Berkaitan dengan peristiwa ini, Kepala SDN 11 Telaga Biru, Aten Radjak Kadir mengatakan, kejadian berlangsung sekitar pukul 09.30 Wita. Sebanyak 23 siswa langsung dilarikan ke Puskesmas Telaga Biru setelah mengeluh sakit perut dan muntah.
“Kami di SDN 11 Telaga Biru tadi pada pukul 09.30 Wita ada beberapa siswa sekitar 23 siswa yang mengalami mual, sakit perut dan muntah-muntah. Kemudian kami dari pihak sekolah berupaya membawa mereka ke Puskesmas Telaga Biru,”jelas Aten kepada awak media.

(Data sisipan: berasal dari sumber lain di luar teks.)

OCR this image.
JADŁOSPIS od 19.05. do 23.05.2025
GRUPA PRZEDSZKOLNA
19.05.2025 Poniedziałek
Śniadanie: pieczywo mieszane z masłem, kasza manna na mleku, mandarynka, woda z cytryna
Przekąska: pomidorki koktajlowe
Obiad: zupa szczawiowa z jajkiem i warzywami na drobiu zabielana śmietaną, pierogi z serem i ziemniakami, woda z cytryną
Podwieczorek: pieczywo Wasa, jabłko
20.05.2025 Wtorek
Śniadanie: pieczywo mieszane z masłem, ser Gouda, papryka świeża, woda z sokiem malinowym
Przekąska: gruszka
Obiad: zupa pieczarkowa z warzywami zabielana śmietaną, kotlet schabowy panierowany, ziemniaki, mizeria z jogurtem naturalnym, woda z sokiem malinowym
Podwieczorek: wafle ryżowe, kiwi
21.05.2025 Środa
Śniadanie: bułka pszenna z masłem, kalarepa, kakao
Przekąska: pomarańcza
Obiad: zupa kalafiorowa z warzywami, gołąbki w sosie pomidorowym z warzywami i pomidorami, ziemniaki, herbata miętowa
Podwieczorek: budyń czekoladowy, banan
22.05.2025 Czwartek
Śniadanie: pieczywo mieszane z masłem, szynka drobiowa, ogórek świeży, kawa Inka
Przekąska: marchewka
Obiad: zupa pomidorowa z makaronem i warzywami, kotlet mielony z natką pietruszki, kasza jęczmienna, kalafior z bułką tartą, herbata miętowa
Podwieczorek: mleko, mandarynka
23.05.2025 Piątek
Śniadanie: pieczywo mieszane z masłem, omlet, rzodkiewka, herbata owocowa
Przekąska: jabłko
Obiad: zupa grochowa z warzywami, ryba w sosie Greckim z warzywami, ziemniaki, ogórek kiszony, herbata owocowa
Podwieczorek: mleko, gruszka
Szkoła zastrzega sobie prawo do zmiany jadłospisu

Menurutnya, dari 153 porsi MBG yang diantar setiap hari, hanya 23 siswa yang mengalami keluhan. Gejala muncul tak lama setelah mereka mengonsumsi makanan tersebut.
“Setelah menyantap MBG mereka sakit perut, mereka muntah, keluar makanan yang sudah disantap,”Ungkapnya.

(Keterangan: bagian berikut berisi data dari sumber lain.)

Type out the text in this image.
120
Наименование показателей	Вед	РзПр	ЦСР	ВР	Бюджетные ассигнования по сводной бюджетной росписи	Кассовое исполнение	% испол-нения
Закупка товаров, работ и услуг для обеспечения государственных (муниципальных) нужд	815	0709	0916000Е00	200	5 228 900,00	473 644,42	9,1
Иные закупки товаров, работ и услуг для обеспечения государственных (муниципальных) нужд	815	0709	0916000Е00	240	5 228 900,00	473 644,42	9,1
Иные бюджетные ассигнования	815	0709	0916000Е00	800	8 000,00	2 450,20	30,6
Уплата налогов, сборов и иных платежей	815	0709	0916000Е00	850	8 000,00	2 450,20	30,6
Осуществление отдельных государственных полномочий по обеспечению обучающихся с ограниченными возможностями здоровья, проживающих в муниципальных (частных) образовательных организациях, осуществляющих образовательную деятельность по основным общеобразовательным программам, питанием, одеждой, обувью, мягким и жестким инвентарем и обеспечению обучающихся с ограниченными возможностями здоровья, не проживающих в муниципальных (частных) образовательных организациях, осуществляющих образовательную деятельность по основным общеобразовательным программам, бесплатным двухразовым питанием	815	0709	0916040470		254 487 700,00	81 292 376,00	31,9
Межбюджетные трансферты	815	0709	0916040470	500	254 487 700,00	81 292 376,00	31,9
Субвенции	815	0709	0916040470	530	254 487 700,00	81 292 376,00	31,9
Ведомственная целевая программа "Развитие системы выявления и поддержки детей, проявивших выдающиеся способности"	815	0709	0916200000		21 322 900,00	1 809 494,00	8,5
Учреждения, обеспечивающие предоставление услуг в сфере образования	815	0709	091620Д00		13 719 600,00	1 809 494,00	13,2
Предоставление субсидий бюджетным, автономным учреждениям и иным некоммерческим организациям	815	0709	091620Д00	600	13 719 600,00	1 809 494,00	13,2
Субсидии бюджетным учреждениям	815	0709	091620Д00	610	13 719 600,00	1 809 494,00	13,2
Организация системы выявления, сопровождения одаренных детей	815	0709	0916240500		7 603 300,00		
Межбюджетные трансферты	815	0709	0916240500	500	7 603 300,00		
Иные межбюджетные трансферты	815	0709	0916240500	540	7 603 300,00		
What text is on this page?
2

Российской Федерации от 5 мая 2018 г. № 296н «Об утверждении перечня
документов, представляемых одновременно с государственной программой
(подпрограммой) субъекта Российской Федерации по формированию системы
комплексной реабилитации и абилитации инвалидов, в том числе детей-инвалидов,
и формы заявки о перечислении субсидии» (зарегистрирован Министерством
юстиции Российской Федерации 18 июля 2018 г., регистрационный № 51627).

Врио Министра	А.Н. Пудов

Lebih lanjut, Aten menduga penyebabnya berasal dari buah pepaya dalam paket MBG yang sudah tidak layak konsumsi. Pihak sekolah langsung menghubungi Satuan Pelayanan Pemenuhan Gizi (SPPG) saat kejadian.
“Kami ber prediksi itu dari makanan yang mereka santap, ada buah yang sudah tidak layak dimakan, karena tadi itu ada buah pepaya,”Paparnya.
Saat ini sebagian besar siswa sudah diperbolehkan pulang setelah mendapat penanganan medis. Hanya satu siswa kelas 1 yang masih berada di klinik karena baru menunjukkan gejala pada siang hari.
“Hanya saja masih 1 orang berada di klinik, itu yang kelas 1. Karena kelas 1 ini hingga jam 11 belum ada reaksi apa-apa. Nanti setelah kami kembali ke sekolah pukul 12.15, kami ditelepon ortunya bahwa anaknya sudah dilarikan ke klinik,” ungkap Aten.
Dinas Kesehatan Provinsi Gorontalo juga telah turun ke lokasi untuk mengambil sampel makanan.
“Kemudian dari Dinas Kesehatan Provinsi juga sudah turun mengambil sampel makanan itu. Insya Allah apa yang diduga sementara itu tidak benar,”tutur Aten.
Hingga berita ini diterbitkan belum ada tanggapan dari pihak SPPG maupun Yayasan.Rdx.